26 Mayıs 2020 tarihinde yayınlanmıştır.
Bir insan, kırk senede kemâle erişip, beş kuruşluk bir kurşunla yok olduğu gibi, yâhud bir kişi kırk senede kazandığı şân ve şerefi bir edebsizlikle mahvettiği gibi, Ramazandan sonra, Allah'ı unutarak ve O'na isyân ederek, nefsimizi şeytâna esîr ederek elimize geçen bu devleti hebâ etmeyelim. Tekrar dalâlete, isyâna ve günaha batarak, bu devleti elimizden kaçırmayalım. Ya varız, ya yokuz. Bu nimetden sonra iblise uyanlara şaşılır. Affoldun, tekrar şeytana uyarak, Ramazandan evvel işlediğin,Allah'ın sevmediği, Peygamber'in iğrendiği kötü amellere ve isyân çukuruna düşerek helâk olmaya mı gideceksin? Belki de bu, ömrünün son Ramazanıdır. Belki de bu içinde bulunduğun bayram, en son bayramındır. Geçen bayram, birçok ahbâbımız, hattâ belki anan, belki baban, kardeşin sağ idiler. Bu bayram, onlar yok. Belki de bir sonraki bayrama bizler de yetişemeyeceğiz. Biz fânîyiz, bâkî Allah. Böyle fânî olduğumuzu bildiğimiz halde, bâkî olan Allah'a nasıl isyân ederiz? Biz zayıfız, O kavî. Bu zayıflığımızla Kaviyyü'l-Azîz olan Allah'ın emirlerine isyân edip gadab-ı ilâhiyyesine düşmemeliyiz. Âkil olana lâyık olan da budur.

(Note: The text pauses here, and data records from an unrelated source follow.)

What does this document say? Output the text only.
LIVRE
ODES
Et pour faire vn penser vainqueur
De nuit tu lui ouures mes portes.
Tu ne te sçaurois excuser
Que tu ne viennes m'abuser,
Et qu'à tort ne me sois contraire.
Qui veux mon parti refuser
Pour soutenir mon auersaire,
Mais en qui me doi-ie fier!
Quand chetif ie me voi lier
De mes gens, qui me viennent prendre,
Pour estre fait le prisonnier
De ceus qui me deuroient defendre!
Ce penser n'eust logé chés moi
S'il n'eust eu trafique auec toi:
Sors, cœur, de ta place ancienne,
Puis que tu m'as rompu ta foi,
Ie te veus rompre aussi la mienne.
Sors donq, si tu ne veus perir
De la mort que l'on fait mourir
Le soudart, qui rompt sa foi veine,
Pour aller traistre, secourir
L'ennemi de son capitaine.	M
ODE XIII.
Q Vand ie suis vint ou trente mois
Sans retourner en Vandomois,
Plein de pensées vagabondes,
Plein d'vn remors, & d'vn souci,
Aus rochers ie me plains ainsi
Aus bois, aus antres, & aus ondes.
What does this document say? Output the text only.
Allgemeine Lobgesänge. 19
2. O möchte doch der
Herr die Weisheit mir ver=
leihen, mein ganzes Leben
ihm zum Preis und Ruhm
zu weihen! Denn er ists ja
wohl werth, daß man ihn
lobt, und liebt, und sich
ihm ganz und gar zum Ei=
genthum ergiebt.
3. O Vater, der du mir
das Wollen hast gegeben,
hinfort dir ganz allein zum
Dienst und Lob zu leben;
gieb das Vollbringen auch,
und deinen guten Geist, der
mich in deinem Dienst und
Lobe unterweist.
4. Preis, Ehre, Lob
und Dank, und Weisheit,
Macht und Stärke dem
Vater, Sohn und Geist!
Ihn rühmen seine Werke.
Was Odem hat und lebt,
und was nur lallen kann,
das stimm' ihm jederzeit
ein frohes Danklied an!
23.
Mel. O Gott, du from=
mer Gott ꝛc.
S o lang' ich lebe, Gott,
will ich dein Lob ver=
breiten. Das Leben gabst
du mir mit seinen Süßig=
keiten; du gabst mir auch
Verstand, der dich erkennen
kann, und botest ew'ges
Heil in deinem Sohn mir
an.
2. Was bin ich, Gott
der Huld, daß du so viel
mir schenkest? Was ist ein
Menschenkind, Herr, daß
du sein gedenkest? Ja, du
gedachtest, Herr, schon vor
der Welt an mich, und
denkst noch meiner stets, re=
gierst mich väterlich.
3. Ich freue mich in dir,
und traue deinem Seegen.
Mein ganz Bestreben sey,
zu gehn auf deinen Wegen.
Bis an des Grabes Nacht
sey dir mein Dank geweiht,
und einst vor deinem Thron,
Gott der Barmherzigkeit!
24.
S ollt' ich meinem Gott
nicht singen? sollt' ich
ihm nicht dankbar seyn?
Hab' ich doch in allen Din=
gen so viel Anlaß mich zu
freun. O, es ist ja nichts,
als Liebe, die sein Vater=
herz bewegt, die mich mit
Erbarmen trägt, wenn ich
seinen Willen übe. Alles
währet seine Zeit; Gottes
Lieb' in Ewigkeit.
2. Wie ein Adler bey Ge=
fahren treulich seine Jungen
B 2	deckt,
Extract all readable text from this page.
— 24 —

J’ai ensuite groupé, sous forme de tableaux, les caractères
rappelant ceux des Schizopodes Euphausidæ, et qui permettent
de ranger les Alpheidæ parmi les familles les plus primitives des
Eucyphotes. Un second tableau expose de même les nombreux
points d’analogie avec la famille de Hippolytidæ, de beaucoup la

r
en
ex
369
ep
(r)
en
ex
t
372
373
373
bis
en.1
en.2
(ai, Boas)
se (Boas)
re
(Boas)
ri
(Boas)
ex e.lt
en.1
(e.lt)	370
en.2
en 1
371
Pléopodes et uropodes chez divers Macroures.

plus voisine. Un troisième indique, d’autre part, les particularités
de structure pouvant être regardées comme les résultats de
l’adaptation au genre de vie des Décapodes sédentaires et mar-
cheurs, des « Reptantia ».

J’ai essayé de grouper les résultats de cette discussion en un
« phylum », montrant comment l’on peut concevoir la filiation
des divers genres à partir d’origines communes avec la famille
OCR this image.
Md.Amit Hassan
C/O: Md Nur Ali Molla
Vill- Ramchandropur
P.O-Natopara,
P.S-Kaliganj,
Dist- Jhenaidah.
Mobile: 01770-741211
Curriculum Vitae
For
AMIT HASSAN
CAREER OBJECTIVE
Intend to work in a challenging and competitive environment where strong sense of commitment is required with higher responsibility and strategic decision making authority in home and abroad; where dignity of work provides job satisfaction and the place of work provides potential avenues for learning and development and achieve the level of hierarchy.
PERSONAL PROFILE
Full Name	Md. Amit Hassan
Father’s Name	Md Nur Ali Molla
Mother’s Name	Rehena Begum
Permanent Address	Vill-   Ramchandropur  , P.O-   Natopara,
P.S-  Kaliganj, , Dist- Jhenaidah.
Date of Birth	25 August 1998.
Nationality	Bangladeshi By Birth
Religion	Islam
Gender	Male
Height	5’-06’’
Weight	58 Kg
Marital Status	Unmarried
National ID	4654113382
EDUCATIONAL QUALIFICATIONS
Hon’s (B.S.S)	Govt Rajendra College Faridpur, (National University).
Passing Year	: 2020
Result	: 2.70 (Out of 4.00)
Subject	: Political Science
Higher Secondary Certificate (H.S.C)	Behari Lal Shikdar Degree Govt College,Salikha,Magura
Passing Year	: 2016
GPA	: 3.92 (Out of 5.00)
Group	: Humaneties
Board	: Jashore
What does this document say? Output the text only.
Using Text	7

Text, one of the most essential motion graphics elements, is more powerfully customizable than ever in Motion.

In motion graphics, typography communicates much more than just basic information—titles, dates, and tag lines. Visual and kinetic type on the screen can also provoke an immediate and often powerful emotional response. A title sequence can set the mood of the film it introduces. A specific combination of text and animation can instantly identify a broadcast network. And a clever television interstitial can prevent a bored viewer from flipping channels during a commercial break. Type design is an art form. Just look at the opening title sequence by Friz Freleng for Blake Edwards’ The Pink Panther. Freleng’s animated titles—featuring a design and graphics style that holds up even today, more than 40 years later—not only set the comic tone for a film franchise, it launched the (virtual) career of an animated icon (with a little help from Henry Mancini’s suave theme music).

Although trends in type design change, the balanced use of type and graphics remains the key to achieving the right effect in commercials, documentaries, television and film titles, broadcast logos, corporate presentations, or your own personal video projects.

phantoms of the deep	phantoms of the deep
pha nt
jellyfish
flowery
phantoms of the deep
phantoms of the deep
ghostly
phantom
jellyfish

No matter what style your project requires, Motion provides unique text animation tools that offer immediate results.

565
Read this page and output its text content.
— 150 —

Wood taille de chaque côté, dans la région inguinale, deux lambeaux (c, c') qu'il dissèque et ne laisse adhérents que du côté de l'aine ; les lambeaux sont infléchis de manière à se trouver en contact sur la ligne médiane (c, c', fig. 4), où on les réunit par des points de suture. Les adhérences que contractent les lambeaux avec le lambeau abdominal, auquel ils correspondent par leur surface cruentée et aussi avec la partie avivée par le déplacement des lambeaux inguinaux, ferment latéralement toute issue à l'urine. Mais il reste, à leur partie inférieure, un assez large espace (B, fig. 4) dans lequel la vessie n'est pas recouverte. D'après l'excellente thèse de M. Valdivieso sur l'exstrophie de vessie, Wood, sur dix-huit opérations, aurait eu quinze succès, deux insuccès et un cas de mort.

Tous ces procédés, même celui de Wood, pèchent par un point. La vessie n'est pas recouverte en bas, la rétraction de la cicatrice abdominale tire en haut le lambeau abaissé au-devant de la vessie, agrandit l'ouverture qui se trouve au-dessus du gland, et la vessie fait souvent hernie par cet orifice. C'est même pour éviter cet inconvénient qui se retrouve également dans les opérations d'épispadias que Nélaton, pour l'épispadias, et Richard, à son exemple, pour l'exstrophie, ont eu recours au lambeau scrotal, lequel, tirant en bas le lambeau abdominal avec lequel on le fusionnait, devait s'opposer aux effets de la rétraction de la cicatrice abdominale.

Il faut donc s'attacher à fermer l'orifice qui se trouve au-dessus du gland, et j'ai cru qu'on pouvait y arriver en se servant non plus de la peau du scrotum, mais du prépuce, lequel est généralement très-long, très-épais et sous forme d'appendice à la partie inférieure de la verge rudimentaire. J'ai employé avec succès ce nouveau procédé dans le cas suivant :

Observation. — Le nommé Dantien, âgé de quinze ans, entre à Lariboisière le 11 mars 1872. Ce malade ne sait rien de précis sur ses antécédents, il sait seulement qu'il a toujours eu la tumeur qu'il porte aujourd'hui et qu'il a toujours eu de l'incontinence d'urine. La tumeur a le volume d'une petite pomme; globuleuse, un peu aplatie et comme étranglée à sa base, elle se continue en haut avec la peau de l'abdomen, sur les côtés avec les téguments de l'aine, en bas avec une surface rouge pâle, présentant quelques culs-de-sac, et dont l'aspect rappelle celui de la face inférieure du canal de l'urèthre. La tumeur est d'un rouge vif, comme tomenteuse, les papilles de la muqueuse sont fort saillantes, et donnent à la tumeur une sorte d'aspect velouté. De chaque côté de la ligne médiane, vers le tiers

Bu Ramazan bayramı, cehâletimizin son bayramı olmalıdır. Bundan sonra, Allah'a isyânı değil, itâatımızı arttırmalıyız. Temiz bir takvâ elbisesi giydik. Aff u mağrifet tâcını başımıza koyduk, cehennemden kurtulduk, nârdan âzâd olduk. Bunları hemen çirkâb-ı dünyâ ile kirletmemeliyiz. Bak, Sultân-ı Enbiyâ ne buyuruyor, bizleri nasıl irşâd ediyor :
Bayram günü olduğu vakit, Şeytan bir sayha vurup ordularını başına toplar. Onlar ne için toplandıklarını kendisinden suâl ettiklerinde, gadablı, mahzûn ve mükedder olarak "Görmüyor musunuz? Allah, Ümmet-i Muhammed'i affetti. Haydi, dünyâ üzerine dağılınız ve onları şehvet, içki ve Allah'ın sevmediği sâir işlerle oyalayıp yoldan çıkarınız. Onları, namazdan alıkoyun, zikrullahdan men' edip kötü huylara, çirkin alışkanlıklara döndürün. Gadabı-ilâhiyyeye uğrayıp ehl-i nârdan olsunlar" diye tenbîh edip, emirler vererek insanoğullarının başlarına musallat eder.
Abd-i hâs olanlar, Ramazanları kabûl olunanlar, bu iğvâya kapılmayıp, takvâ elbisesini sırtlarından çıkarmazlar. Bu temiz elbiseyi çirkâb-ı dünyâ ile kirletmezler. Ramazanı kabûl olmayanlar ise, hemen iblislere uyarak, afdan sonra tekrar azâba müstehak olur. Âkil olup, âkibetini düşünen, ölümünü hatırlayan kimse ise, nefsinin arzularına uymayarak, onu Allah'ın men' ettiği şeylerden koruyup, dâimâ tâat-ı ilâhiyyeye devâm ederek temiz bir ömür sürüp dünyâ ve âhiretini kazanır.
Sultân-ı Rusül Efendimiz, "Bayram günlerini hayırlı ameller ile süsleyiniz. Sadaka, duâ, istiğfâr, gönül alma ve Kur'ân okumakla tezyîn ediniz, fenâlıklardan kaçınınız. Birr ü takvâda bulununuz. Tesbîh, tehlîl, tevhîd ile meşgûl olunuz. Zîrâ o gün Allah, sizleri günahlarınızdan temizledi. O gün duâlarınızı kabûl buyurup, sizlere rahmet nazarı ile nazar ediyor" buyuruyorlar.